O lado bom disso tudo é que em breve saberemos se grandes fiscalizações da GMT vieram para ficar ou se só fazem parte das ações do Maio Amarelo. O efetivo dos agentes de trânsito concursados em Blumenau é de 122, mas acabou baixando para 121 depois que um dos agentes, ainda que fora do horário de serviço, envolveu-se em vias de fato, foi denunciado por dupla tentativa de homicídio e teve a prisão decretada. Mas, nem todos os agentes de trânsito estão nas ruas com a tarefa exclusiva de fiscalizar: muitos organizam a travessia de alunos em frente aos colégios e outros fazem serviços administrativos.

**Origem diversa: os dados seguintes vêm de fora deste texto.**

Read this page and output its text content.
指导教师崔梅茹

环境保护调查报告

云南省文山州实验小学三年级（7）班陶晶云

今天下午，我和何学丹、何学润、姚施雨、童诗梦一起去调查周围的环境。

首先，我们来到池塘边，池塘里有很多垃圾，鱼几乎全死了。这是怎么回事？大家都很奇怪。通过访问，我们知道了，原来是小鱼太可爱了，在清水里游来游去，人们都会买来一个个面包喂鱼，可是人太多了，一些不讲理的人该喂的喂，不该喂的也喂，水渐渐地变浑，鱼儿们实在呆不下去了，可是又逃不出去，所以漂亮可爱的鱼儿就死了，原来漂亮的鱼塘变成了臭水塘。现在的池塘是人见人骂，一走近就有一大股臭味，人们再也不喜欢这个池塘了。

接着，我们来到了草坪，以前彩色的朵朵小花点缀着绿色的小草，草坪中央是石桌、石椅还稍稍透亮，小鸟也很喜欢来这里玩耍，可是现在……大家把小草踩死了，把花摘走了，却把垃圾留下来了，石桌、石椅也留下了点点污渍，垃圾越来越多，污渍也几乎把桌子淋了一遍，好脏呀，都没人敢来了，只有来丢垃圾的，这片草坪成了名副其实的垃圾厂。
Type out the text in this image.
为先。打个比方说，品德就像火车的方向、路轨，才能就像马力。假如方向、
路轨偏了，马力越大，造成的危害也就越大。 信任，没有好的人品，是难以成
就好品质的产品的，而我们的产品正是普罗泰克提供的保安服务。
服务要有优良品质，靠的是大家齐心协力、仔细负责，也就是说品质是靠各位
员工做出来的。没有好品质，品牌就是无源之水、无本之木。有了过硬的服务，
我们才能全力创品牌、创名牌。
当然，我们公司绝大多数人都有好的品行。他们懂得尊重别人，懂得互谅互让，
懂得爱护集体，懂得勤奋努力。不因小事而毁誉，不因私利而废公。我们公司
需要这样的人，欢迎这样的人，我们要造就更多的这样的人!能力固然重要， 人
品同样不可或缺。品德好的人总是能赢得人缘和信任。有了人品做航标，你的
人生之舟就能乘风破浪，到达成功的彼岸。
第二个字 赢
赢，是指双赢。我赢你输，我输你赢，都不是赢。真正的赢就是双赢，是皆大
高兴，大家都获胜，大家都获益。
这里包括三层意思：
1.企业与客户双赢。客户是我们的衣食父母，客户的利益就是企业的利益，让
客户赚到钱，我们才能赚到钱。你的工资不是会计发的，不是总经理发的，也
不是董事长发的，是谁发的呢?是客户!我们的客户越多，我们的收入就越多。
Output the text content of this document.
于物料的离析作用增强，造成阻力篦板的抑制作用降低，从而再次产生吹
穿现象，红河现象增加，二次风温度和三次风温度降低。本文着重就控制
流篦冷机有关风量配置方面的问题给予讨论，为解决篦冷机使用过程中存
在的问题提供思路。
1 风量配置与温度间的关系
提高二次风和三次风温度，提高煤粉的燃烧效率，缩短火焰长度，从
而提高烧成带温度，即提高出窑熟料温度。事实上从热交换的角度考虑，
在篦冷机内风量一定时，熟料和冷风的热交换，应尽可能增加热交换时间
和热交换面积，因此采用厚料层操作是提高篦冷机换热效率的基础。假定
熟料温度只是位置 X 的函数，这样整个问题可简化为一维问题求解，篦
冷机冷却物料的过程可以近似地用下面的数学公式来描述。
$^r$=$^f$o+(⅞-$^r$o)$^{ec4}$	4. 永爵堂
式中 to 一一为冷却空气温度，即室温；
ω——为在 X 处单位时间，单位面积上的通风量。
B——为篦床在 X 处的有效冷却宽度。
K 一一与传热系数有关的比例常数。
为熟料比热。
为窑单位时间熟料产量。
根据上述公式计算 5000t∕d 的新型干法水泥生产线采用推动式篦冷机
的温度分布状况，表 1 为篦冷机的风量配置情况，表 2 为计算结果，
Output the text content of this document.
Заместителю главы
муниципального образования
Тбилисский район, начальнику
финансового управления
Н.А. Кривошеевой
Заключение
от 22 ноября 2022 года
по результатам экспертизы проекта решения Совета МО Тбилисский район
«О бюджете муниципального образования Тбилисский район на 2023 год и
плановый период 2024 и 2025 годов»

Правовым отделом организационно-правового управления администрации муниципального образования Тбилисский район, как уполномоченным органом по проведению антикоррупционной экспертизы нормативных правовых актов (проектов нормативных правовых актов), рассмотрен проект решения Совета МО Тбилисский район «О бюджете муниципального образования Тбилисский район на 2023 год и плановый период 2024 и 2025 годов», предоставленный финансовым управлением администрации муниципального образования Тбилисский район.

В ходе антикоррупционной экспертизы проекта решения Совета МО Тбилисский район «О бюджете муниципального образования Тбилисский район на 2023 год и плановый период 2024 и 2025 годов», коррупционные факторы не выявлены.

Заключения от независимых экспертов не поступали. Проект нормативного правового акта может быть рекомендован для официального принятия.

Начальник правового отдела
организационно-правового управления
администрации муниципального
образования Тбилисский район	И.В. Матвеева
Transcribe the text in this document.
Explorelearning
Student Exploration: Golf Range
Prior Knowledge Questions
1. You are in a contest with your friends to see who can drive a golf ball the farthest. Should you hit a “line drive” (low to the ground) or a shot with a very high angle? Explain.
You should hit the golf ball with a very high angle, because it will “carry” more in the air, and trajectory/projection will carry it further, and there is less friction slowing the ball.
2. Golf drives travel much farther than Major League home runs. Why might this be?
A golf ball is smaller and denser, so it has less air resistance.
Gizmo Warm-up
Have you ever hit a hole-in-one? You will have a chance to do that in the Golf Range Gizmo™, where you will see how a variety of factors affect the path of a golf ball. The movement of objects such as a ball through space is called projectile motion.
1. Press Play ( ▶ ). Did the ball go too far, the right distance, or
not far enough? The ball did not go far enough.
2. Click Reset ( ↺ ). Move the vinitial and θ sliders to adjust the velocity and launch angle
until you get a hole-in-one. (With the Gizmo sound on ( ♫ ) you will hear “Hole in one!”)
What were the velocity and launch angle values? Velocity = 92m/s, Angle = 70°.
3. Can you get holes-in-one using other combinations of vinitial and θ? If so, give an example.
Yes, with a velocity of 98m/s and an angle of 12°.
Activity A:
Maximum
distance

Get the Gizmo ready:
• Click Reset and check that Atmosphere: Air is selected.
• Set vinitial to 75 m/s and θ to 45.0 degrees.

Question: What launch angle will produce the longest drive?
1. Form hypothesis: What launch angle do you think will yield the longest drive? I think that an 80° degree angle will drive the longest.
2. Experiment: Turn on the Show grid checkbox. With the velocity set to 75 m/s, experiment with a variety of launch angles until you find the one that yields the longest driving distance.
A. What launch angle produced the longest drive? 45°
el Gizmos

Tempos atrás as horas extras dos agentes de trânsito foram cortadas e as equipes passaram a trabalhar em regime de plantão; some-se a isso o fato do efetivo estar bem abaixo do ideal. Segundo dados do Departamento Nacional de Trânsito (Denatran), o ideal é que seja um agente de trânsito para cada 1 mil ou 2 mil habitantes. Considerando que a população de Blumenau em 2017 foi estimada pelo IBGE em 348 mil, mas também levando em conta as dificuldades para manter a folha de pagamento sem ferir a Lei de Responsabilidade Fiscal, seria impraticável um efetivo de 348 agentes de trânsito. Então, o efetivo ideal máximo admitido seria de 174. O efetivo de Blumenau é de 121, o que dá um déficit de 53.

Não é novidade para ninguém a falta de efetivo na PM de modo que se as fiscalizações de trânsito que a corporação faz existem é porque os policiais fazem das tripas coração, juntamente com a GMT. Esse é um fator muito importante e determinante para que as blitze sejam feitas com mais frequência e regularidade em Blumenau. Pelo menos, ainda que não se admita claramente isso à população, a falta de efetivo sempre foi a explicação para a Blitz da Lei Seca nunca ter chegado na cidade.

Sabemos que trânsito é comportamento, envolve a educação de berço, aquela que se traz de casa, os valores, as crenças, os traços de personalidade, o modo como as pessoas respeitam as outras e cumprem as leis. Só que comportamento demora para mudar porque faz parte de uma cultura, e a cultura por aqui tem sido transgredir e colocar a culpa em quem fiscaliza. Nesses casos, quando o comportamento do motorista não ajuda, fiscalização neles! E de forma ostensiva para que saibam, de alguma maneira, que é uma das formas mais efetivas de se colocar um freio nos abusos.

Fiscalização não educa para o trânsito, mas é um dos pilares do trânsito seguro e evita que os motoristas continuem acreditando que “não dá nada”. Fiscalização não muda comportamentos, mas os condiciona para que os motoristas passem a ter um tipo de “medo” e de cautela que antes não tinham. Pelo menos é um começo para se levar trânsito a sério dos dois lados: dos gestores, dos quais o CTB cobra o dever de fiscalização, de engenharia de tráfego e de educação; e dos motoristas, dos quais o CTB cobra o respeito às normas para convivência pacífica nas vias.

Se essa onda de fiscalização que está sendo anunciada vai se manter, isso só saberemos ao longo dos demais dias do ano. E que seja implacável como esperamos, pois se fiscalizando já está difícil, imagina deixando os motoristas fazerem o que quiserem.